Four providers are supported: `openai`, `openrouter`, `azure-openai`, and
`local`. The string `ollama` is accepted as an alias for `local` and is
normalized to the canonical value at config write time. All implement the
`AIProvider` trait (defined in `src/services/ai/mod.rs`) with two async
methods: `analyze_content()` and `verify_match()`.

Hosted providers (`openai`, `openrouter`, `azure-openai`) require
`https://` for any user-set `ai.base_url`; non-HTTPS values are rejected
by `validate_ai_config` with a hint pointing to `ai.provider = "local"`.
The `local` provider is endpoint-agnostic — it accepts loopback, LAN,
VPN/tailnet, and remote OpenAI-compatible endpoints over either `http://`
or `https://`.

To add a new provider, follow the step-by-step guide in
`docs/ai-provider-integration-guide.md`. Key touchpoints: create the client
in `src/services/ai/`, register in `src/core/factory.rs` →
`create_ai_provider()`, add validation in `src/config/field_validator.rs`
and `src/config/validator.rs`, and update both README files plus
`docs/configuration-guide.md`.

AI-provider changes should also review supporting modules in
`src/services/ai/`: `cache.rs`, `error_sanitizer.rs`, `prompts.rs`,
`retry.rs`, and `security.rs`.

## OpenSpec and Project Skills

This repository includes OpenSpec artifacts under `openspec/` and
project-scoped skills under `.github/skills/`. Use the OpenSpec skills for
proposal/change workflows when the user asks to propose, apply, verify, sync,
or archive changes. Use the `update-config-document` skill when configuration
items or configuration documentation need to be audited or refreshed.

## CI/CD Pipeline

CI runs on push/PR to `master` across Ubuntu, Windows, and macOS with Rust
stable. It executes `scripts/quality_check.sh -v -p ci --full`, runs
`cargo audit` for security, and enforces 75% coverage via
`scripts/check_coverage.sh` on Linux/macOS and the PowerShell port
`scripts/check_coverage.ps1` on Windows. Results are uploaded to Codecov.

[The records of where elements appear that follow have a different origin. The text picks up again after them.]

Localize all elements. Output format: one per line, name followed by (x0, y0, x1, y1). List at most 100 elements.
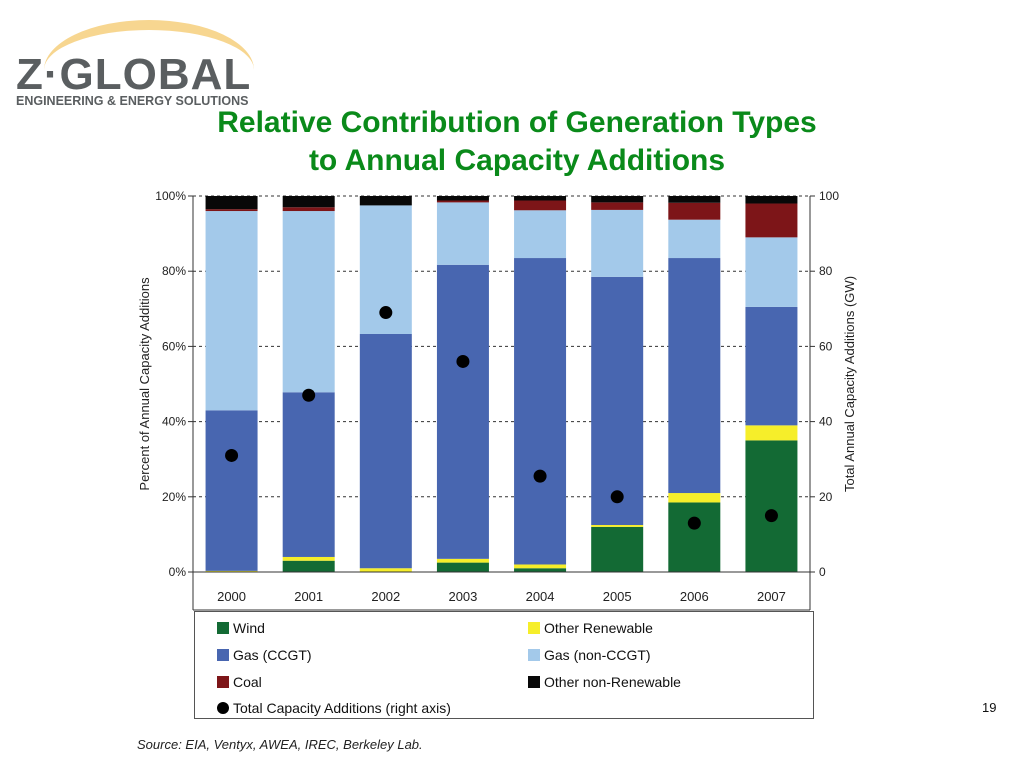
bar-segment-2002-1 (359, 568, 412, 572)
legend-gas-ccgt: Gas (CCGT) (217, 647, 312, 663)
legend-coal: Coal (217, 674, 262, 690)
bar-segment-2001-4 (282, 207, 335, 212)
legend-swatch-gas-non-ccgt (528, 649, 540, 661)
title-line-1: Relative Contribution of Generation Type… (217, 106, 817, 139)
total-capacity-point-2007 (764, 509, 778, 523)
bar-segment-2003-1 (436, 558, 489, 563)
bar-segment-2004-5 (514, 196, 567, 201)
bar-segment-2003-2 (436, 264, 489, 559)
bar-segment-2003-3 (436, 202, 489, 265)
bar-segment-2004-2 (514, 258, 567, 565)
x-tick-label-2000: 2000 (217, 589, 246, 604)
bar-segment-2003-4 (436, 200, 489, 203)
title-line-2: to Annual Capacity Additions (308, 144, 726, 177)
x-tick-label-2004: 2004 (526, 589, 555, 604)
bar-segment-2001-1 (282, 556, 335, 561)
y2-tick-label: 60 (819, 339, 833, 353)
bar-segment-2002-5 (359, 196, 412, 206)
y2-tick-label: 100 (819, 189, 839, 203)
bar-segment-2007-0 (745, 440, 798, 572)
logo-tagline: ENGINEERING & ENERGY SOLUTIONS (16, 94, 249, 108)
total-capacity-point-2002 (379, 306, 393, 320)
bar-segment-2001-3 (282, 211, 335, 393)
bar-segment-2000-3 (205, 211, 258, 411)
legend-swatch-other-non-renewable (528, 676, 540, 688)
x-tick-label-2002: 2002 (371, 589, 400, 604)
legend-dot-total-capacity (217, 702, 229, 714)
bar-segment-2002-2 (359, 333, 412, 569)
bar-segment-2005-1 (591, 525, 644, 527)
total-capacity-point-2006 (687, 516, 701, 530)
legend-other-non-renewable: Other non-Renewable (528, 674, 681, 690)
bar-segment-2007-5 (745, 196, 798, 204)
logo-name: Z·GLOBAL (16, 50, 252, 99)
legend-total-capacity: Total Capacity Additions (right axis) (217, 700, 451, 716)
company-logo: Z·GLOBAL ENGINEERING & ENERGY SOLUTIONS (14, 14, 254, 114)
x-tick-label-2003: 2003 (448, 589, 477, 604)
legend-swatch-wind (217, 622, 229, 634)
legend-swatch-other-renewable (528, 622, 540, 634)
y-axis-title: Percent of Annual Capacity Additions (137, 277, 152, 491)
chart-legend: Wind Other Renewable Gas (CCGT) Gas (non… (194, 611, 814, 719)
legend-swatch-coal (217, 676, 229, 688)
legend-label-gas-non-ccgt: Gas (non-CCGT) (544, 647, 651, 663)
bar-segment-2006-3 (668, 219, 721, 259)
bar-segment-2006-2 (668, 258, 721, 494)
bar-segment-2005-5 (591, 196, 644, 203)
bar-segment-2001-5 (282, 196, 335, 208)
bar-segment-2004-4 (514, 200, 567, 211)
logo-arc (44, 20, 254, 70)
bar-segment-2000-2 (205, 410, 258, 571)
bar-segment-2003-0 (436, 562, 489, 572)
y-tick-label: 40% (162, 415, 186, 429)
source-note: Source: EIA, Ventyx, AWEA, IREC, Berkele… (137, 737, 423, 752)
y-tick-label: 20% (162, 490, 186, 504)
x-tick-label-2007: 2007 (757, 589, 786, 604)
bar-segment-2001-0 (282, 560, 335, 572)
bar-segment-2003-5 (436, 196, 489, 201)
bar-segment-2007-3 (745, 237, 798, 307)
y-tick-label: 0% (169, 565, 187, 579)
bar-segment-2007-2 (745, 306, 798, 426)
y2-tick-label: 20 (819, 490, 833, 504)
bar-segment-2006-4 (668, 202, 721, 220)
bar-segment-2005-2 (591, 276, 644, 525)
total-capacity-point-2003 (456, 354, 470, 368)
y-tick-label: 60% (162, 339, 186, 353)
total-capacity-point-2000 (225, 448, 239, 462)
page-number: 19 (982, 700, 997, 715)
bar-segment-2007-4 (745, 203, 798, 238)
legend-other-renewable: Other Renewable (528, 620, 653, 636)
y-tick-label: 100% (155, 189, 186, 203)
bar-segment-2006-1 (668, 493, 721, 503)
y2-tick-label: 40 (819, 415, 833, 429)
legend-label-other-renewable: Other Renewable (544, 620, 653, 636)
bar-segment-2007-1 (745, 425, 798, 441)
legend-label-wind: Wind (233, 620, 265, 636)
bar-segment-2005-3 (591, 209, 644, 277)
legend-wind: Wind (217, 620, 265, 636)
legend-label-total-capacity: Total Capacity Additions (right axis) (233, 700, 451, 716)
bar-segment-2000-1 (205, 570, 258, 572)
legend-gas-non-ccgt: Gas (non-CCGT) (528, 647, 651, 663)
slide-title: Relative Contribution of Generation Type… (0, 104, 1024, 180)
total-capacity-point-2005 (610, 490, 624, 504)
x-tick-label-2005: 2005 (603, 589, 632, 604)
legend-swatch-gas-ccgt (217, 649, 229, 661)
bar-segment-2006-5 (668, 196, 721, 203)
total-capacity-point-2001 (302, 388, 316, 402)
legend-label-gas-ccgt: Gas (CCGT) (233, 647, 312, 663)
bar-segment-2005-4 (591, 202, 644, 210)
x-tick-label-2001: 2001 (294, 589, 323, 604)
bar-segment-2000-4 (205, 209, 258, 212)
bar-segment-2006-0 (668, 502, 721, 572)
bar-segment-2000-5 (205, 196, 258, 210)
bar-segment-2001-2 (282, 392, 335, 557)
y2-tick-label: 0 (819, 565, 826, 579)
y-tick-label: 80% (162, 264, 186, 278)
bar-segment-2005-0 (591, 526, 644, 572)
x-tick-label-2006: 2006 (680, 589, 709, 604)
y2-axis-title: Total Annual Capacity Additions (GW) (842, 276, 857, 492)
total-capacity-point-2004 (533, 469, 547, 483)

Releases are triggered by `v*` tags. The workflow extracts notes from
`CHANGELOG.md`, cross-compiles for 7 targets — Linux x86_64 (gnu),
Linux aarch64 (gnu), Linux x86_64 (musl), Linux aarch64 (musl),
Windows x86_64, macOS x86_64, and macOS aarch64 — and publishes them
to GitHub Releases and crates.io. The companion `scripts/install.sh`
auto-detects the host and libc; users on Alpine or other
glibc-incompatible distros can opt into the static musl artifacts via
`SUBX_LIBC=musl` or the `--musl` flag.

### Changelog Convention

Follow [Keep a Changelog](https://keepachangelog.com/en/1.0.0/) with
[Semantic Versioning](https://semver.org/). Use sections: `### Added`,
`### Changed`, `### Fixed`, `### Removed`, `### Documentation`. The release
workflow parses the `## [VERSION]` header to generate release notes — always
add a properly formatted entry for every release.